La conversione al biologico è diventata la protagonista assoluta di questi anni, basti pensare che in alcune denominazioni vitivinicole la quota delle superfici certificate ha superato il 30% del totale, con una accelerazione che non accenna a diminuire. Ma una quota significativa di imprese si è spinta, in un certo senso, oltre il biologico: “biodinamico”, “naturale”, “vegano”, sono tutte definizioni che da un lato sottintendono modi differenti di produrre e anche stili diversi di prodotto, ma dall’altro palesano il tentativo di coprire specifiche nicchie di consumatori.

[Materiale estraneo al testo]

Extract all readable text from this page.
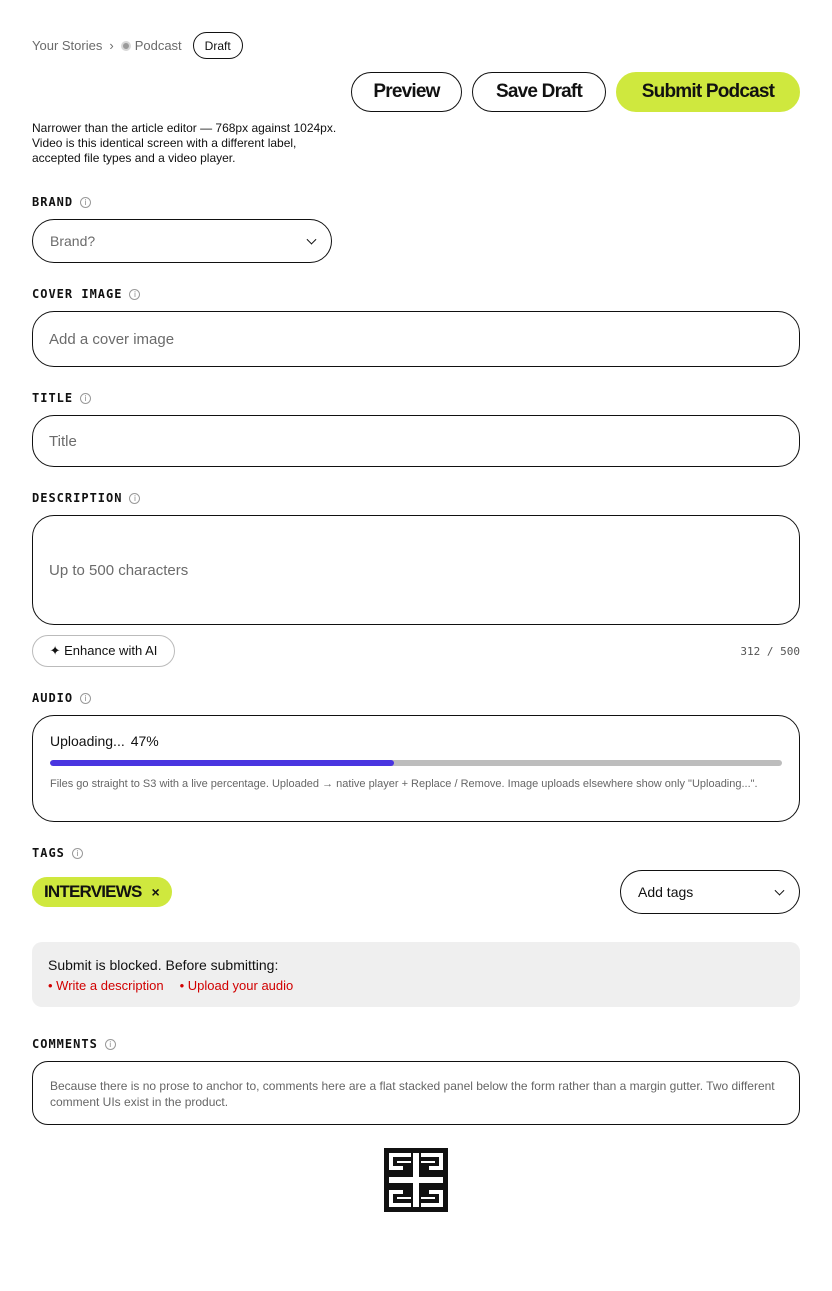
Your Stories › Podcast	Draft
Preview	Save Draft	Submit Podcast
Narrower than the article editor — 768px against 1024px. Video is this identical screen with a different label, accepted file types and a video player.
BRAND	i
Brand?
COVER IMAGE	i
Add a cover image
TITLE	i
Title
DESCRIPTION	i
Up to 500 characters
✦ Enhance with AI	312 / 500
AUDIO	i
Uploading... 47%
Files go straight to S3 with a live percentage. Uploaded → native player + Replace / Remove. Image uploads elsewhere show only "Uploading...".
TAGS	i
INTERVIEWS ×	Add tags
Submit is blocked. Before submitting:
• Write a description • Upload your audio
COMMENTS	i
Because there is no prose to anchor to, comments here are a flat stacked panel below the form rather than a margin gutter. Two different comment UIs exist in the product.
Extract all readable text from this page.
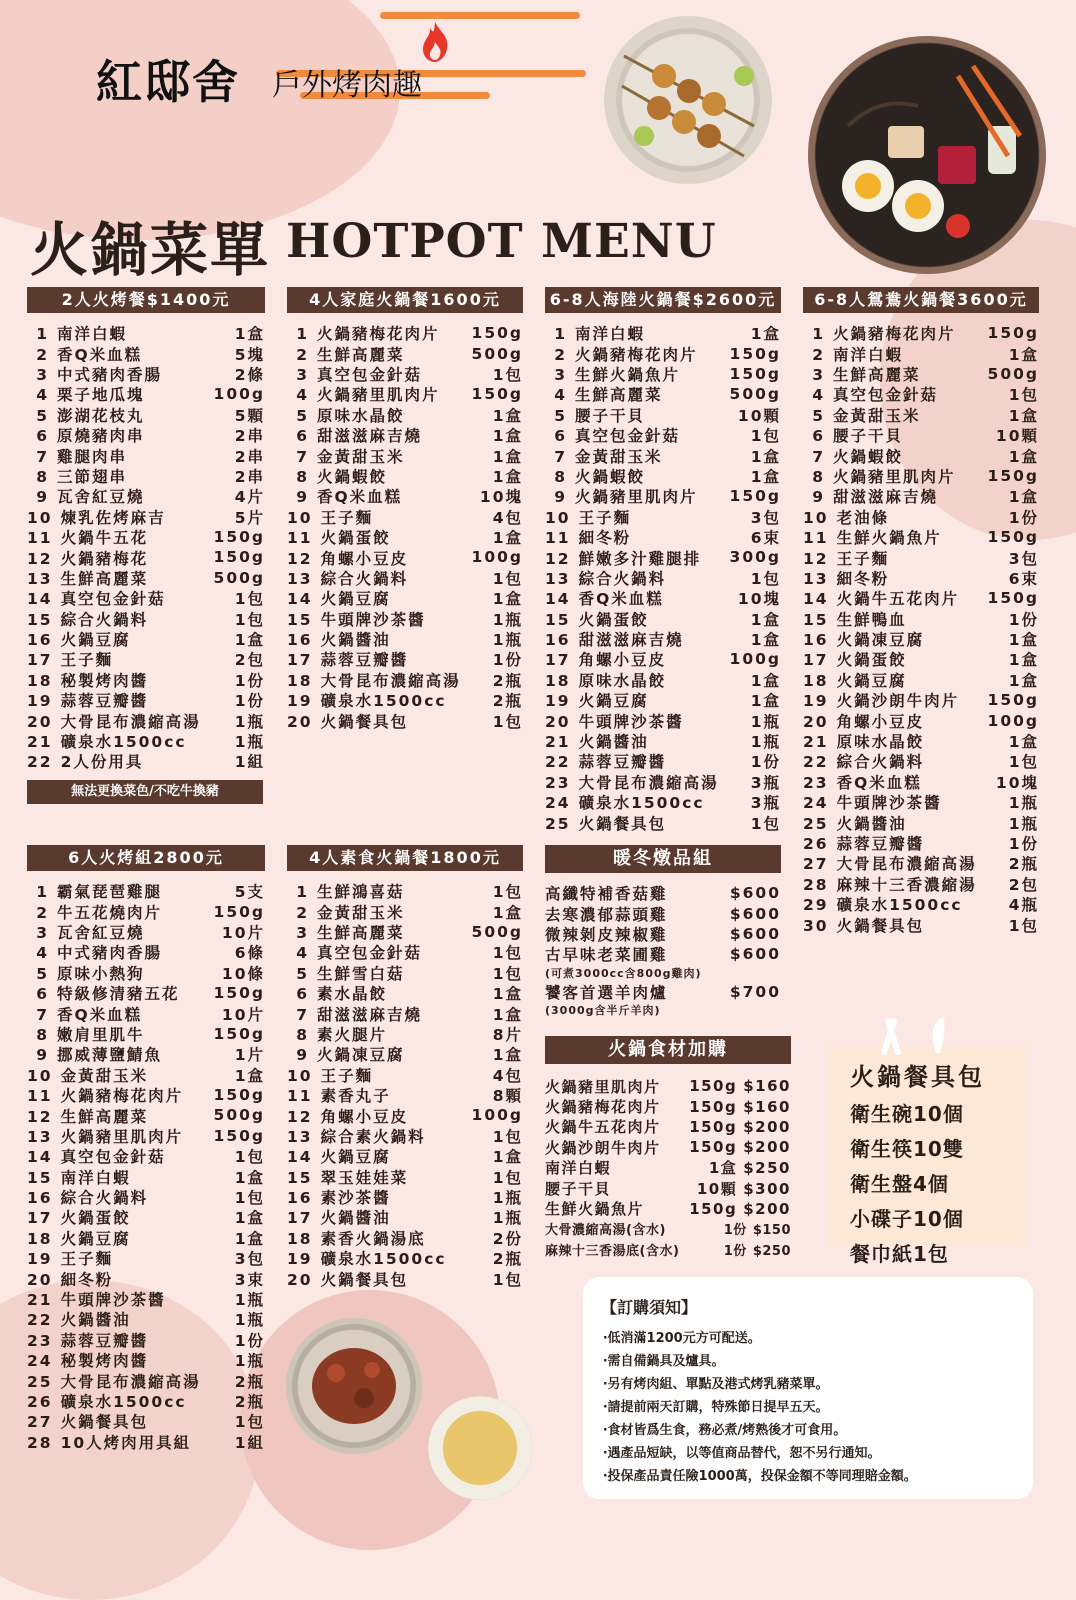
紅邸舍 戶外烤肉趣
火鍋菜單 HOTPOT MENU
2人火烤餐$1400元
1 南洋白蝦	1盒
2 香Q米血糕	5塊
3 中式豬肉香腸	2條
4 栗子地瓜塊	100g
5 澎湖花枝丸	5顆
6 原燒豬肉串	2串
7 雞腿肉串	2串
8 三節翅串	2串
9 瓦舍紅豆燒	4片
10 煉乳佐烤麻吉	5片
11 火鍋牛五花	150g
12 火鍋豬梅花	150g
13 生鮮高麗菜	500g
14 真空包金針菇	1包
15 綜合火鍋料	1包
16 火鍋豆腐	1盒
17 王子麵	2包
18 秘製烤肉醬	1份
19 蒜蓉豆瓣醬	1份
20 大骨昆布濃縮高湯 1瓶
21 礦泉水1500cc	1瓶
22 2人份用具	1組
4人家庭火鍋餐1600元
1 火鍋豬梅花肉片 150g
2 生鮮高麗菜	500g
3 真空包金針菇	1包
4 火鍋豬里肌肉片 150g
5 原味水晶餃	1盒
6 甜滋滋麻吉燒	1盒
7 金黃甜玉米	1盒
8 火鍋蝦餃	1盒
9 香Q米血糕	10塊
10 王子麵	4包
11 火鍋蛋餃	1盒
12 角螺小豆皮	100g
13 綜合火鍋料	1包
14 火鍋豆腐	1盒
15 牛頭牌沙茶醬	1瓶
16 火鍋醬油	1瓶
17 蒜蓉豆瓣醬	1份
18 大骨昆布濃縮高湯 2瓶
19 礦泉水1500cc	2瓶
20 火鍋餐具包	1包
6-8人海陸火鍋餐$2600元
1 南洋白蝦	1盒
2 火鍋豬梅花肉片 150g
3 生鮮火鍋魚片	150g
4 生鮮高麗菜	500g
5 腰子干貝	10顆
6 真空包金針菇	1包
7 金黃甜玉米	1盒
8 火鍋蝦餃	1盒
9 火鍋豬里肌肉片 150g
10 王子麵	3包
11 細冬粉	6束
12 鮮嫩多汁雞腿排 300g
13 綜合火鍋料	1包
14 香Q米血糕	10塊
15 火鍋蛋餃	1盒
16 甜滋滋麻吉燒	1盒
17 角螺小豆皮	100g
18 原味水晶餃	1盒
19 火鍋豆腐	1盒
20 牛頭牌沙茶醬	1瓶
21 火鍋醬油	1瓶
22 蒜蓉豆瓣醬	1份
23 大骨昆布濃縮高湯 3瓶
24 礦泉水1500cc	3瓶
25 火鍋餐具包	1包
6-8人鴛鴦火鍋餐3600元
1 火鍋豬梅花肉片 150g
2 南洋白蝦	1盒
3 生鮮高麗菜	500g
4 真空包金針菇	1包
5 金黃甜玉米	1盒
6 腰子干貝	10顆
7 火鍋蝦餃	1盒
8 火鍋豬里肌肉片 150g
9 甜滋滋麻吉燒	1盒
10 老油條	1份
11 生鮮火鍋魚片	150g
12 王子麵	3包
13 細冬粉	6束
14 火鍋牛五花肉片 150g
15 生鮮鴨血	1份
16 火鍋凍豆腐	1盒
17 火鍋蛋餃	1盒
18 火鍋豆腐	1盒
19 火鍋沙朗牛肉片 150g
20 角螺小豆皮	100g
21 原味水晶餃	1盒
22 綜合火鍋料	1包
23 香Q米血糕	10塊
24 牛頭牌沙茶醬	1瓶
25 火鍋醬油	1瓶
26 蒜蓉豆瓣醬	1份
27 大骨昆布濃縮高湯 2瓶
28 麻辣十三香濃縮湯 2包
29 礦泉水1500cc	4瓶
30 火鍋餐具包	1包
無法更換菜色/不吃牛換豬
6人火烤組2800元
1 霸氣琵琶雞腿	5支
2 牛五花燒肉片	150g
3 瓦舍紅豆燒	10片
4 中式豬肉香腸	6條
5 原味小熱狗	10條
6 特級修清豬五花 150g
7 香Q米血糕	10片
8 嫩肩里肌牛	150g
9 挪威薄鹽鯖魚	1片
10 金黃甜玉米	1盒
11 火鍋豬梅花肉片 150g
12 生鮮高麗菜	500g
13 火鍋豬里肌肉片 150g
14 真空包金針菇	1包
15 南洋白蝦	1盒
16 綜合火鍋料	1包
17 火鍋蛋餃	1盒
18 火鍋豆腐	1盒
19 王子麵	3包
20 細冬粉	3束
21 牛頭牌沙茶醬	1瓶
22 火鍋醬油	1瓶
23 蒜蓉豆瓣醬	1份
24 秘製烤肉醬	1瓶
25 大骨昆布濃縮高湯 2瓶
26 礦泉水1500cc	2瓶
27 火鍋餐具包	1包
28 10人烤肉用具組	1組
4人素食火鍋餐1800元
1 生鮮鴻喜菇	1包
2 金黃甜玉米	1盒
3 生鮮高麗菜	500g
4 真空包金針菇	1包
5 生鮮雪白菇	1包
6 素水晶餃	1盒
7 甜滋滋麻吉燒	1盒
8 素火腿片	8片
9 火鍋凍豆腐	1盒
10 王子麵	4包
11 素香丸子	8顆
12 角螺小豆皮	100g
13 綜合素火鍋料	1包
14 火鍋豆腐	1盒
15 翠玉娃娃菜	1包
16 素沙茶醬	1瓶
17 火鍋醬油	1瓶
18 素香火鍋湯底	2份
19 礦泉水1500cc	2瓶
20 火鍋餐具包	1包
暖冬燉品組
高纖特補香菇雞	$600
去寒濃郁蒜頭雞	$600
微辣剝皮辣椒雞	$600
古早味老菜圃雞	$600
(可煮3000cc含800g雞肉)
饕客首選羊肉爐	$700
(3000g含半斤羊肉)
火鍋食材加購
火鍋豬里肌肉片 150g $160
火鍋豬梅花肉片 150g $160
火鍋牛五花肉片 150g $200
火鍋沙朗牛肉片 150g $200
南洋白蝦	1盒 $250
腰子干貝	10顆 $300
生鮮火鍋魚片	150g $200
大骨濃縮高湯(含水)	1份 $150
麻辣十三香湯底(含水)	1份 $250
火鍋餐具包
衛生碗10個
衛生筷10雙
衛生盤4個
小碟子10個
餐巾紙1包
【訂購須知】
‧低消滿1200元方可配送。
‧需自備鍋具及爐具。
‧另有烤肉組、單點及港式烤乳豬菜單。
‧請提前兩天訂購，特殊節日提早五天。
‧食材皆爲生食，務必煮/烤熟後才可食用。
‧遇產品短缺，以等值商品替代，恕不另行通知。
‧投保產品責任險1000萬，投保金額不等同理賠金額。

A un mercato segmentato si risponde con una pluralità di prodotti, ognuno dei quali tenta di rappresentare una distinta identità che collimi che quella del potenziale target. Con i loro cambiamenti le imprese provano a coprire nuovi bisogni ma, allo stesso tempo, promuovono la domanda di nuovi servizi, compresi quelli di fornire garanzie ai consumatori. Per Valoritalia il fuoco della sua missione è di cogliere questi cambiamenti, e in coerenza con questa filosofia negli ultimi anni abbiamo promosso, tra i nostri servizi, la certificazione biologica e il nuovo standard Equalitas, che si propone di certificare la sostenibilità in base a tre pilastri: sociale, ambientale, economico. Iniziative che stanno riscuotendo un notevole successo tra i nostri clienti – non solo nel mondo del vino – e che a breve saranno seguiti da altri servizi di certificazione.
Per l’appunto il futuro è bio, ma non solo.